Growth mechanism and gas sensing properties of tellurium nanotubes grown by vapor transport process

• Main Authors: Sing-Lin Huang, 黃星霖
• Other Authors: Yung-Chiun Her
• Format: Others
• Language: zh-TW
• Published: 2011
• Online Access: http://ndltd.ncl.edu.tw/handle/3psmsy

碩士 === 國立中興大學 === 材料科學與工程學系所 === 99 === We have synthesized tellurium nanotubes by a vapor transport process and carefully investigated the growth mechanism of tellurium nanotubes by examining their structural evolution during the synthesis process. The CO and NO2 gas sensing properties of the tellurium nanotubes-based gas sensor devices were also measured. The tellurium nanotubes can be synthesized on Si substrates without using metal catalysts in a horizontal furnace. The optimum source and substrate temperatures were 560℃ and 110℃, respectively. The typical diameters of tellurium nanotubes were ~600 nm, the thickness of the tube walls were about 80~100 nm and the lengths were up to 10 um. The as-deposited products were confirmed to be single-crystalline trigonal Te with hexagonal cross-section grown along the [0001] direction. The growth mechanism of tellurium nanotubes can be divided into several steps. First, Te nanoparticles are nucleated on the Si substrate in the initial stage. Then these nanoparticles will gradually develop into the sheet-like structure (nanosheets) lying horizontally on the substrate. After these nanosheets cover the entire surface and they will stack with each other.

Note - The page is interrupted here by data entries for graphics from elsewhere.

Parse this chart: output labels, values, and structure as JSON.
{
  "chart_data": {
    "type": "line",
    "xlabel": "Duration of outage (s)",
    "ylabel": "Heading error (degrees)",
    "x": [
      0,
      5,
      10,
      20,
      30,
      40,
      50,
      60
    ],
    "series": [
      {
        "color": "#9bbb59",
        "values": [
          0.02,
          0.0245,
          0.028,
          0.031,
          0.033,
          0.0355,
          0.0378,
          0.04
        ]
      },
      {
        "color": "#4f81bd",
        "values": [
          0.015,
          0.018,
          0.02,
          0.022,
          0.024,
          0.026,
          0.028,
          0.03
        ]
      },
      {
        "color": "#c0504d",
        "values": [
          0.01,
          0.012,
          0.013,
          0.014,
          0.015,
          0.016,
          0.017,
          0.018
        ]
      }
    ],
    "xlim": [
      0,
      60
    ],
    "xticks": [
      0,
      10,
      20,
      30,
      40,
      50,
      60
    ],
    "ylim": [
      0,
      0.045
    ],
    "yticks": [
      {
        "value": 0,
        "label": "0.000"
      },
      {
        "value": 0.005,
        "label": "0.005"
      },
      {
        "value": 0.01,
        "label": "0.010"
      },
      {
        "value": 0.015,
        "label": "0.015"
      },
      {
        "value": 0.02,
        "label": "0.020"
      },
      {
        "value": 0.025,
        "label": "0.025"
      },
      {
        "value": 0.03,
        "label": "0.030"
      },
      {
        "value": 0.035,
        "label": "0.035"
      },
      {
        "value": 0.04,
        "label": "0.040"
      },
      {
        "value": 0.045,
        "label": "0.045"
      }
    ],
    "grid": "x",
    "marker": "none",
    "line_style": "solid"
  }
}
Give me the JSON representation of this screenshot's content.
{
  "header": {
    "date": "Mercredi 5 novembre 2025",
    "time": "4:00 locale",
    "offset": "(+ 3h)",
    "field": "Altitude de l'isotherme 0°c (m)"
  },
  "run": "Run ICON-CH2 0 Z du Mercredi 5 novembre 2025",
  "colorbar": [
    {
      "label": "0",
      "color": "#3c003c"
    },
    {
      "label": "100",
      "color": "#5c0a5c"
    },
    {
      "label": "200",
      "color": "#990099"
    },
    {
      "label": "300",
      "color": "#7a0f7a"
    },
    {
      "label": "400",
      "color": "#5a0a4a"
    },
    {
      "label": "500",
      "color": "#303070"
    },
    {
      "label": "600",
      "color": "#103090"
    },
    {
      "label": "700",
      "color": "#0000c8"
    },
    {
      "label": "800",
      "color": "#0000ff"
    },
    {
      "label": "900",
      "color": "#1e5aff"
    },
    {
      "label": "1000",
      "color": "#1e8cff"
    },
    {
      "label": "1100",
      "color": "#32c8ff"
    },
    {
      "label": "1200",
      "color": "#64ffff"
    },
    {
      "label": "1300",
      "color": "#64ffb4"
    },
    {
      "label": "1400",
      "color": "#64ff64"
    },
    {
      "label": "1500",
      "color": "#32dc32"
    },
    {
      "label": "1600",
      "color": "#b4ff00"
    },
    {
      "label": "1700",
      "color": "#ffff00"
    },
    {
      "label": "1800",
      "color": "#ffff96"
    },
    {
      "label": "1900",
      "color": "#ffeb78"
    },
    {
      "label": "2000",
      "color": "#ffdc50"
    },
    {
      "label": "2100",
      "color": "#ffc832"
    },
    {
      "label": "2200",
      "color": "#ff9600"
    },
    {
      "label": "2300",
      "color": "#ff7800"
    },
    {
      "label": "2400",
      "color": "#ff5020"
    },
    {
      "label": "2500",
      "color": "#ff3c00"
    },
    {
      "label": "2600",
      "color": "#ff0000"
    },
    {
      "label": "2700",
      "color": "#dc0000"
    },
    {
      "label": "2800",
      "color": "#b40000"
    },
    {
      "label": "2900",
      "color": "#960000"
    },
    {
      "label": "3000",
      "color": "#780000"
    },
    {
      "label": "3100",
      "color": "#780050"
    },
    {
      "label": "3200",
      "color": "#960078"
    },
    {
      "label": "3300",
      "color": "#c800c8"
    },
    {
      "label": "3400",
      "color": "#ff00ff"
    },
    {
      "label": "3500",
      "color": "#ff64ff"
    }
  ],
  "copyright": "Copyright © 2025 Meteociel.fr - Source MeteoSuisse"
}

Some of the nanosheets which have certain horizontal angles with respect to the substrate surface will begin to grow out of the substrate, and gradually develop into three-face screen-like nanostructures. As the Te source atoms are kept supplying, these three-face screen-like nanostructures will subsequently evolve to four-face and six-face groove-like nanostructures. Eventually, the six-face groove-like nanostructures will close the small gaps to grow into nanotubes. The gas sensor device fabricated by tellurium nanotubes exhibited the capabilities of detecting low-concentration CO and NO2 gases at room temperature. In addition, the CO and NO2 gases can be simultaneously detected by tellurium nanotubes based gas sensors. Therefore, tellurium nanotubes have a great potential for applications for CO and NO2 gas sensors.